Dans ce contexte, vient un moment où nous disons, il n’est pas possible de défendre les chômeurs qu’au cas par cas. Il faut une action collective pour faire des réformes d’ensemble. Sinon c’est un travail sans fin où l’on s’épuise et où malgré des succès beaucoup de chômeurs n’y trouvent pas leur compte. C’est l’une des raisons, en plus de l’urgence sociale, qui nous conduit à participer à la Marche des chômeurs, chômeuses et précaires pour leurs droits (15 juin – 6 juillet) avec APEIS, AC !, DAL, les syndicats Solidaires et la FSU.
- Des dossiers d’indus se sont-ils soldés par un abandon des poursuites par Pôle emploi, voire une reconnaissance de leur erreur lors du calcul de l’allocation chômage ?
Bien sûr, il y a de nombreux cas où l’intervention des associations, le recours au médiateur se soldent par des rectifications du dossier. Mais « l’erreur de la banque en votre faveur », ça n’existe qu’au Monopoly. De très nombreux chômeurs abandonnent leurs droits parce qu’ils ont le sentiment d’être le pot de terre contre le pot de fer. L’administration ne reconnaît jamais ses erreurs et la résignation gagne.
L’action collective est alors la seule issue. Il y a quelques années on en a eu l’illustration avec l’affaire des « recalculés de l’Unédic » où, suite à une erreur juridique, des centaines de milliers d’allocataires avaient été lésés. L’ardoise a été effacée devant le scandale et la mobilisation du mouvement des chômeurs mais jamais l’Unédic n’a reconnu ses fautes.
- Suite au rapport du médiateur de Pôle emploi, attendez-vous avec impatience la publication du rapport spécifiquement sur les indus ? Avez-vous rencontré le médiateur de Pôle emploi ?
Un rapport sur les indus peut être une bonne chose. Mais il y a lieu de craindre des pressions dans le climat actuel. Le statut public de Pôle emploi fait que le dossier est suivi de près par le ministre du travail. Les associations de chômeurs qui ont une légitimité à représenter les chômeurs doivent être associées à part entière aux rapports, enquêtes et aux décisions, – dans ce domaine comme dans les autres. Sur le fond, quelles que soient ses qualités personnelles, ce n’est pas au médiateur seul de faire des propositions et d’assurer le suivi.

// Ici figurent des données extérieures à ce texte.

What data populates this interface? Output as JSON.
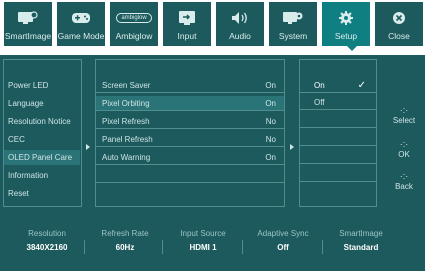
{
  "top_menu": [
    {
      "label": "SmartImage",
      "icon": "smartimage-icon"
    },
    {
      "label": "Game Mode",
      "icon": "gamepad-icon"
    },
    {
      "label": "Ambiglow",
      "icon": "ambiglow-icon",
      "icon_text": "ambiglow"
    },
    {
      "label": "Input",
      "icon": "input-icon"
    },
    {
      "label": "Audio",
      "icon": "speaker-icon"
    },
    {
      "label": "System",
      "icon": "system-icon"
    },
    {
      "label": "Setup",
      "icon": "gear-icon",
      "active": true
    },
    {
      "label": "Close",
      "icon": "close-icon"
    }
  ],
  "left_menu": [
    "Power LED",
    "Language",
    "Resolution Notice",
    "CEC",
    "OLED Panel Care",
    "Information",
    "Reset"
  ],
  "left_selected_index": 4,
  "middle_menu": [
    {
      "label": "Screen Saver",
      "value": "On"
    },
    {
      "label": "Pixel Orbiting",
      "value": "On"
    },
    {
      "label": "Pixel Refresh",
      "value": "No"
    },
    {
      "label": "Panel Refresh",
      "value": "No"
    },
    {
      "label": "Auto Warning",
      "value": "On"
    }
  ],
  "middle_selected_index": 1,
  "right_options": [
    "On",
    "Off"
  ],
  "right_checked_index": 0,
  "nav": {
    "select_label": "Select",
    "ok_label": "OK",
    "back_label": "Back"
  },
  "status": [
    {
      "label": "Resolution",
      "value": "3840X2160"
    },
    {
      "label": "Refresh Rate",
      "value": "60Hz"
    },
    {
      "label": "Input Source",
      "value": "HDMI 1"
    },
    {
      "label": "Adaptive Sync",
      "value": "Off"
    },
    {
      "label": "SmartImage",
      "value": "Standard"
    }
  ],
  "colors": {
    "osd_bg": "#1c5a5d",
    "active_tab": "#0f7f82",
    "text": "#cfe5e6",
    "border": "#4f8d8f"
  }
}
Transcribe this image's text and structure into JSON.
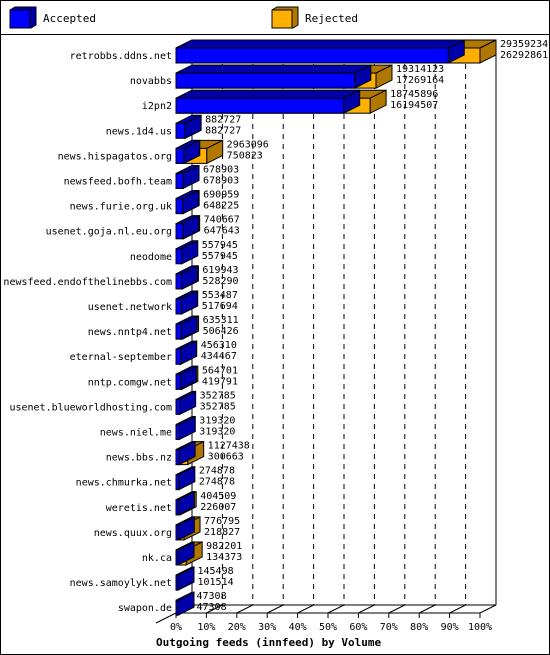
{
  "chart_data": {
    "type": "bar",
    "orientation": "horizontal",
    "style": "3d-overlapping",
    "title": "Outgoing feeds (innfeed) by Volume",
    "xlabel": "",
    "ylabel": "",
    "xlim": [
      0,
      100
    ],
    "x_unit": "percent of maximum",
    "grid": true,
    "legend_placement": "top",
    "x_ticks": [
      "0%",
      "10%",
      "20%",
      "30%",
      "40%",
      "50%",
      "60%",
      "70%",
      "80%",
      "90%",
      "100%"
    ],
    "max_value": 29359234,
    "categories": [
      "retrobbs.ddns.net",
      "novabbs",
      "i2pn2",
      "news.1d4.us",
      "news.hispagatos.org",
      "newsfeed.bofh.team",
      "news.furie.org.uk",
      "usenet.goja.nl.eu.org",
      "neodome",
      "newsfeed.endofthelinebbs.com",
      "usenet.network",
      "news.nntp4.net",
      "eternal-september",
      "nntp.comgw.net",
      "usenet.blueworldhosting.com",
      "news.niel.me",
      "news.bbs.nz",
      "news.chmurka.net",
      "weretis.net",
      "news.quux.org",
      "nk.ca",
      "news.samoylyk.net",
      "swapon.de"
    ],
    "series": [
      {
        "name": "Rejected",
        "color": "#ffb000",
        "values": [
          29359234,
          19314123,
          18745896,
          882727,
          2963096,
          678903,
          690959,
          740667,
          557945,
          619943,
          553487,
          635311,
          456310,
          564701,
          352785,
          319320,
          1127438,
          274878,
          404509,
          776795,
          982201,
          145498,
          47308
        ]
      },
      {
        "name": "Accepted",
        "color": "#0000ff",
        "values": [
          26292861,
          17269164,
          16194507,
          882727,
          750823,
          678903,
          648225,
          647643,
          557945,
          528290,
          517694,
          506426,
          434467,
          419791,
          352785,
          319320,
          300663,
          274878,
          226007,
          218827,
          134373,
          101514,
          47308
        ]
      }
    ]
  },
  "legend": [
    {
      "label": "Accepted",
      "color": "#0000ff"
    },
    {
      "label": "Rejected",
      "color": "#ffb000"
    }
  ]
}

- Pour rebondir sur l’actualité, suite à votre prise de position sur le blog de Mediapart (02/05/2013)qui met en exergue les tensions entre l’Unedic et Jean-Louis Walter, pensez-vous que la simplification de la règlementation d’assurance chômage soit la solution aux problèmes d’indemnisation et d’accompagnement des demandeurs d’emploi ? Par essence, les règlementations, le code du travail ne sont-ils pas compliqués ? N’y-a-t-il pas un risque de perdre la personnalisation, la singularité de l’indemnisation de certaines professions (marins pêcheurs, VRP, saisonniers… les annexes du RAC) ? La simplification de la règlementation d’assurance chômage ne risque-t-elle pas d’entraîner une précarisation plus importante des demandeurs d’emploi ? Par ailleurs, cette question de la simplification ne fait-elle pas débat que depuis la fusion ratée ANPE-Assedic ?

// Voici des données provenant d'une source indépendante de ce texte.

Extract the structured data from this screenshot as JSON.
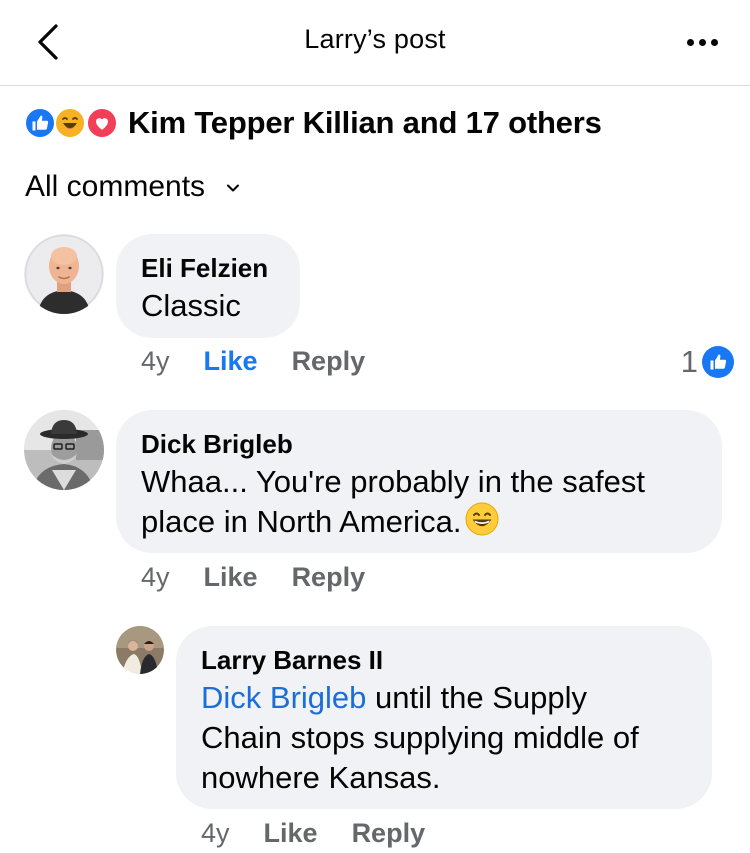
{
  "header": {
    "title": "Larry’s post"
  },
  "reactions": {
    "summary": "Kim Tepper Killian and 17 others",
    "types": [
      "like",
      "haha",
      "love"
    ]
  },
  "filter": {
    "label": "All comments"
  },
  "comments": [
    {
      "author": "Eli Felzien",
      "text": "Classic",
      "time": "4y",
      "like_label": "Like",
      "reply_label": "Reply",
      "liked": true,
      "like_count": "1"
    },
    {
      "author": "Dick Brigleb",
      "text_line1": "Whaa... You're probably in the safest",
      "text_line2": "place in North America.",
      "emoji": "grinning-face-smiling-eyes",
      "time": "4y",
      "like_label": "Like",
      "reply_label": "Reply",
      "liked": false
    },
    {
      "author": "Larry Barnes II",
      "mention": "Dick Brigleb",
      "text_line1": " until the Supply",
      "text_line2": "Chain stops supplying middle of",
      "text_line3": "nowhere Kansas.",
      "time": "4y",
      "like_label": "Like",
      "reply_label": "Reply",
      "liked": false
    }
  ],
  "colors": {
    "accent": "#1877f2",
    "mention": "#1a6ed8",
    "bubble": "#f0f2f5",
    "muted": "#65676b"
  }
}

L’intention du médiateur est sans doute louable. Mais le problème est ailleurs.Le statut du chômeur l’exclut du droit du travail. L’insécurité juridique du chômeur n’est pas simplement un problème de simplification mais tient au fait qu’il n’y a pas de droit du chômage (ou un droit du travail étendu au chômage), ce qui en fait une curiosité juridique. Un chapitre de notre Rapport 2011 sur la situation des chômeurs est d’ailleurs consacré à cette question de l’insécurité juridique (disponible en téléchargement sur le site du MNCP).
Ce sont les règlements de l’Unédic qui sont la « loi » pour les chômeurs. Or ces règlements varient en fonction des Accords Nationaux Interprofessionnels (ANI, dont le sigle est devenu fameux récemment) qui conditionnent les Conventions Unédic. Ces règlements sont périodiquement renégociés par les partenaires sociaux et sont déterminés par les compromis conclus entre le Medef et certains syndicats. Le droit n’a pas grand-chose à y voir : il s’agit d’un rapport de forces au sein d’un paritarisme truqué.
- Après un long combat, le MNCP fait partie de certaines maisons de l’emploi ainsi que des comités de liaisons, n’est-ce pas un paradoxe que de ne pas faire partie des négociations de la convention d’assurance chômage ?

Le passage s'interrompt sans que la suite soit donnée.